Его реплику прерывает репортер, тронувший меня за плечо.

— Ваше фото с Шарлоттой возле бара? Читатели нашей страницы любят счастливые пары.

Я встаю, и мои внутренности скручивает узлом от понимания, что это фото — обман. Вероятно, оно появится в сети уже завтра, а через несколько дней, когда мы, согласно плану, расстанемся, станет неактуальным. Или вообще не выйдет в тираж, потому что…ну, потому что мы больше не будем «счастливой парой».

Когда мы отходим от стола, во взгляде Шарлотты я вижу, что она думает о том же.

Мы ходим по лезвию ножа. Наше представление вначале казалось забавным — достаточно правдоподобным, чтобы скрыть мои романтические похождения и не сорвать сделку отца — пусть даже я и врал своей семье.

Теперь же это граничит с наглой манипуляцией, потому что я лгу, ну, в общем … всем, и от этого на душе скребут кошки.

Но цель оправдывает средства, и я напоминаю себе об этом, когда мы приближаемся к бару. Утром я разговаривал с отцом, и он сказал, что сделка завершится до конца недели, как только банк оформит основные документы. Мне ненавистна мысль, что Офферман мог бы отказаться, если бы я не соответствовал его требованиям.

Тем не менее, чувствую себя шарлатаном, продающим яд под видом панацеи, и сам себе противен.

Хорошо то, что врать мне осталось всего несколько дней.

Плохо — мне осталось всего несколько дней притворства.

— Улыбаемся, — говорит Эйб, когда мы встаем возле бара на фоне фотографий Тома Хэнкса и Эд Аснер.

Я обнимаю Шарлотту и ослепительно улыбаюсь, незаметно вдыхая аромат у ее шеи. Она пахнет персиками. Быстрый поцелуй в щеку, и Шарлотта задерживает дыхание. Она прижимается теснее — и, да — то, что было притворством, снова стало реальностью, а грызущая совесть уходит прочь. Между нами есть тепло. Даже огонь. Объектив камеры должен был воспламениться от него.
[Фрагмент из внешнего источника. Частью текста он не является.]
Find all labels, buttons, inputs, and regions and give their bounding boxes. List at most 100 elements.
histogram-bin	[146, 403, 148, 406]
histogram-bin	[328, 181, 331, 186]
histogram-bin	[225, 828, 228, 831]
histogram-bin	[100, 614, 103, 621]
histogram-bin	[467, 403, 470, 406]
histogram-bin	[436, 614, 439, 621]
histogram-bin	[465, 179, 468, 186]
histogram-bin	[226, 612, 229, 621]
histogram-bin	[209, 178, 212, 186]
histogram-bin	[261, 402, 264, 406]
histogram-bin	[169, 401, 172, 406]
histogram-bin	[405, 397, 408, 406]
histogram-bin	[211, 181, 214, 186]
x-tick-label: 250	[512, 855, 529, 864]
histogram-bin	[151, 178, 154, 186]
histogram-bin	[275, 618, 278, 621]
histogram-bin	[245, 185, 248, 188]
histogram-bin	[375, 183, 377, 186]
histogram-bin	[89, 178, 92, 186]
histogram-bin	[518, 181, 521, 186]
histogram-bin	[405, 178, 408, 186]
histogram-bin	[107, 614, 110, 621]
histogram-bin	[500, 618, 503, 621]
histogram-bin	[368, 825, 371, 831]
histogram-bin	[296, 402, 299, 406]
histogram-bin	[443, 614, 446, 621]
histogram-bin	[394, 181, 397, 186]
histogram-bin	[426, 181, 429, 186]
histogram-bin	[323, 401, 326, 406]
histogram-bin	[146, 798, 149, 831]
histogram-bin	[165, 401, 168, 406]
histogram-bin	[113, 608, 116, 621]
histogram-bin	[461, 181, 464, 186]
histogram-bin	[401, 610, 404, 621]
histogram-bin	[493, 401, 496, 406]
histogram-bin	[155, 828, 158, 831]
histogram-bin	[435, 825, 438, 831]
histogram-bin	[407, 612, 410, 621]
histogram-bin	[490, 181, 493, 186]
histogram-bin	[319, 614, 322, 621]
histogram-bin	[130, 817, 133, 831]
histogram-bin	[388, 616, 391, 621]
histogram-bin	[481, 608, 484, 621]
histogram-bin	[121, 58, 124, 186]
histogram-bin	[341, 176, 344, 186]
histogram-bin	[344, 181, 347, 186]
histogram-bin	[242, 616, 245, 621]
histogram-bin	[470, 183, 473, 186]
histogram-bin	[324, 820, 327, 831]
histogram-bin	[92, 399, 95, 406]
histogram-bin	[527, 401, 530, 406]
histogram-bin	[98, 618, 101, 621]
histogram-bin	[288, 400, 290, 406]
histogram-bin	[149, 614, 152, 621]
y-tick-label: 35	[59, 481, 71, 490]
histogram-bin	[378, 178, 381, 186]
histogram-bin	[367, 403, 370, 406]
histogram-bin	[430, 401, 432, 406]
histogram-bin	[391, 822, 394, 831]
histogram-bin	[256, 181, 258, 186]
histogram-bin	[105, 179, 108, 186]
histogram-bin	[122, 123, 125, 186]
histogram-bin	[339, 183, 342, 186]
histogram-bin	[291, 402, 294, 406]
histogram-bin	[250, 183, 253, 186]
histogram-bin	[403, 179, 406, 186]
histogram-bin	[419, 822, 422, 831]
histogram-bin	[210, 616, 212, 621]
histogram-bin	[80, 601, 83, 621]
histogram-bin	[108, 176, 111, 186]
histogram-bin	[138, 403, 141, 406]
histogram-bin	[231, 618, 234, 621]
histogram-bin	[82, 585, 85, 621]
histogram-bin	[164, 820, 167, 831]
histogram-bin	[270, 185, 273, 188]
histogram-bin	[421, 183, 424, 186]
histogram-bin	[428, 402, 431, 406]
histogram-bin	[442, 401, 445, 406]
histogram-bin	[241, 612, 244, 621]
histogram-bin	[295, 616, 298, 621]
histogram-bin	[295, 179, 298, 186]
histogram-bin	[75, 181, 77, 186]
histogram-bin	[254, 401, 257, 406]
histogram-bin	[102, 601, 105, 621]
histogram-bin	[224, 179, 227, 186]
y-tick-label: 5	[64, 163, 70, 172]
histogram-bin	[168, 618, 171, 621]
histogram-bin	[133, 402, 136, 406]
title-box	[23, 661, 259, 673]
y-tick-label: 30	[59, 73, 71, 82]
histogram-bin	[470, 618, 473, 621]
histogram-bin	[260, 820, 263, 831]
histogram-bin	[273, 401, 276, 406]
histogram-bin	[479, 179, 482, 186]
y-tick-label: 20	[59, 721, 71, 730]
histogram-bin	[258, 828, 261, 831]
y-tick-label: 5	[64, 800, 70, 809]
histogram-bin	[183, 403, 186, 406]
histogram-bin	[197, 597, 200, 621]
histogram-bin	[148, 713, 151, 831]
Я отпускаю ее и сконфуженно усмехаюсь репортеру.

— Простите, ничего не могу с собой поделать. Она слишком красива.

— Совершенно ясно, что вы любите ее, — говорит он, опускает камеру и достает из кармана блокнот. — Не могу не задать вопрос, когда же она стала единственной?

— Простите? — спрашиваю я, морща лоб.

— Это все в новинку, не так ли? Верность в ваших отношениях?

— Конечно, мы верны друг другу. Мы же помолвлены, — отвечает Шарлотта, собственническим жестом обнимая меня, чтобы прекратить дальнейшие вопросы.

— Не сомневаюсь, — говорит репортер, указывая на камень Шарлотты, — но я спросил, когда она стала той самой единственной.

Щеки Шарлотты заливаются румянцем, и я беру инициативу на себя.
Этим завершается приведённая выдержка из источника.